Karl-Ludwig von Wendt: Das Dilemma des Innovators

Gerade erfolgreichen Unternehmen fällt es oft schwer, ihren Marktvorsprung zu halten und innovativ zu bleiben. Die naheliegende Erklärung liest man überall: Erfolg macht träge und selbstgefällig, die Manager ruhen sich zu oft auf ihren Lorbeeren aus und verschlafen die Markttrends. Doch so einfach ist es nicht.

In den Neunzigerjahren untersuchte der Harvard-Professor Clayton Christensen die Markveränderungen bei Computer-Festplatten. Er stellte fest, dass es innerhalb weniger Jahrzehnte mehrere technologische Umbrüche gegeben hatte. Jedes Mal waren es nicht die etablierten Marktführer, sondern bis dahin unbekannte Start-Ups, die die neue Generation erfolgreich einführten und damit den Markt aufrollten. Christensen stellte jedoch verblüfft fest, dass es stets die etablierten Marktführer waren, die die neue Technologie als erste entwickelt hatten. Statt sie jedoch aktiv zu vermarkten, agierten sie zurückhaltend, verschenkten ihren Vorsprung und überließen schließlich anderen das Terrain, was am Ende in vielen Fällen zur Pleite des ehemaligen Marktführers führte.

Christensen dehnte seine Untersuchung auf andere Branchen aus und fand dasselbe Phänomen in so unterschiedlichen Märkten wie Motorrädern, Baggern und sogar Stahlwerken. Er nannte es „Das Dilemma des Innovators“ und schrieb darüber ein Buch, das ich jedem Verlags- und Buchhandelsmanager auf den Nachtschrank wünsche.

Die Essenz seiner Erkenntnis lautet: Es gibt zwei verschiedene Kategorien von Innovationen – „erhaltende“, die die bisherigen Kundenbedürfnisse besser erfüllen, und „disruptive“, die neue Kundenbedürfnisse schaffen oder erschließen. Ging es um erhaltende Innovationen, hatten die jeweiligen Marktführer fast immer die Nase vorn. Bei disruptiven Innovationen dagegen waren es stets neue Anbieter, die den Markt eroberten.

Eine disruptive Innovation spricht oft neue Käuferschichten an. Sie verändert die Kriterien, nach denen Produkte ausgewählt werden. Beispielsweise war das entscheidende Kaufkriterium für Festplatten der ersten Generation der Preis pro Speichermenge.

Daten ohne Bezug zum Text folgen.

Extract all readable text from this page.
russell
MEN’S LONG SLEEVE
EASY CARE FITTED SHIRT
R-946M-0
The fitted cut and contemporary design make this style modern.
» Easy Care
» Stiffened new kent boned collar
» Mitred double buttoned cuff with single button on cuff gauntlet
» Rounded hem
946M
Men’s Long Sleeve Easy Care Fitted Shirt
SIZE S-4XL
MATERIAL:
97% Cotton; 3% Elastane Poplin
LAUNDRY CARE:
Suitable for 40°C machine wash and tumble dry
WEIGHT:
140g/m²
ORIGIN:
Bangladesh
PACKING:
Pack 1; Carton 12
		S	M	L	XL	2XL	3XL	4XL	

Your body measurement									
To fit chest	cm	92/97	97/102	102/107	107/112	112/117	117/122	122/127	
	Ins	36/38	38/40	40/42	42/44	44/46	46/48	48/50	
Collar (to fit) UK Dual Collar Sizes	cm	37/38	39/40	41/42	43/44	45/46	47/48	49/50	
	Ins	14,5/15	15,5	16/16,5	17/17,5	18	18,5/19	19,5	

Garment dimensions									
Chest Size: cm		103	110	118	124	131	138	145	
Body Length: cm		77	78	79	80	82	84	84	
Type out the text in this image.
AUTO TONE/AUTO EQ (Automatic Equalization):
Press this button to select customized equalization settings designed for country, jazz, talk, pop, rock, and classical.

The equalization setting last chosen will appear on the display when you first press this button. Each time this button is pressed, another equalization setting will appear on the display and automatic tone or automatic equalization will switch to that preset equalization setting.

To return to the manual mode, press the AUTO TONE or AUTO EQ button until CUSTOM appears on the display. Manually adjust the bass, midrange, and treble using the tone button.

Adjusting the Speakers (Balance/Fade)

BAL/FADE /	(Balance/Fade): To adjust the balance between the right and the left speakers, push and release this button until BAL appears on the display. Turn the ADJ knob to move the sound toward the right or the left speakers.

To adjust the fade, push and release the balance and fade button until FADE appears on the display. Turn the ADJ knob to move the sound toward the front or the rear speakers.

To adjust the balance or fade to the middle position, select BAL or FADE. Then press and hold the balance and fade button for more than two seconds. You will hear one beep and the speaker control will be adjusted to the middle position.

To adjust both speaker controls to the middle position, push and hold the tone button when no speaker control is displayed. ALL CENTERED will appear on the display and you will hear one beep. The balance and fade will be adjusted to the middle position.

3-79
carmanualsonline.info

Doch mit dem Aufkommen neuer Computerformen kam es nicht mehr nur darauf an, möglichst viel Platz auf der Festplatte zu haben. Neue Technologien ermöglichten es, dieselbe Datenmenge auf weniger Platz zu speichern und damit kleinere Laufwerke zu bauen. Diese neuen Laufwerke waren pro Megabyte wesentlich teurer als die alten, aber sie erlaubten es, statt der bisherigen Mainframes Minicomputer zu bauen.

Das Tückische daran ist, dass disruptive Innovationen oft von den eigenen Kunden abgelehnt werden. Die Hersteller von Mainframes hatten überhaupt keinen Bedarf an kleinen Laufwerken. Also sahen die führenden Laufwerkshersteller auch keine Veranlassung, welche zu bauen, obwohl sie die Technologie dafür bereits entwickelt hatten. Erst als die Mainframe-Hersteller nach und nach aus dem Markt gedrängt wurden, erkannten die Manager der Festplattenbauer ihren Fehler: Sie hatten zu sehr auf ihre Kunden gehört.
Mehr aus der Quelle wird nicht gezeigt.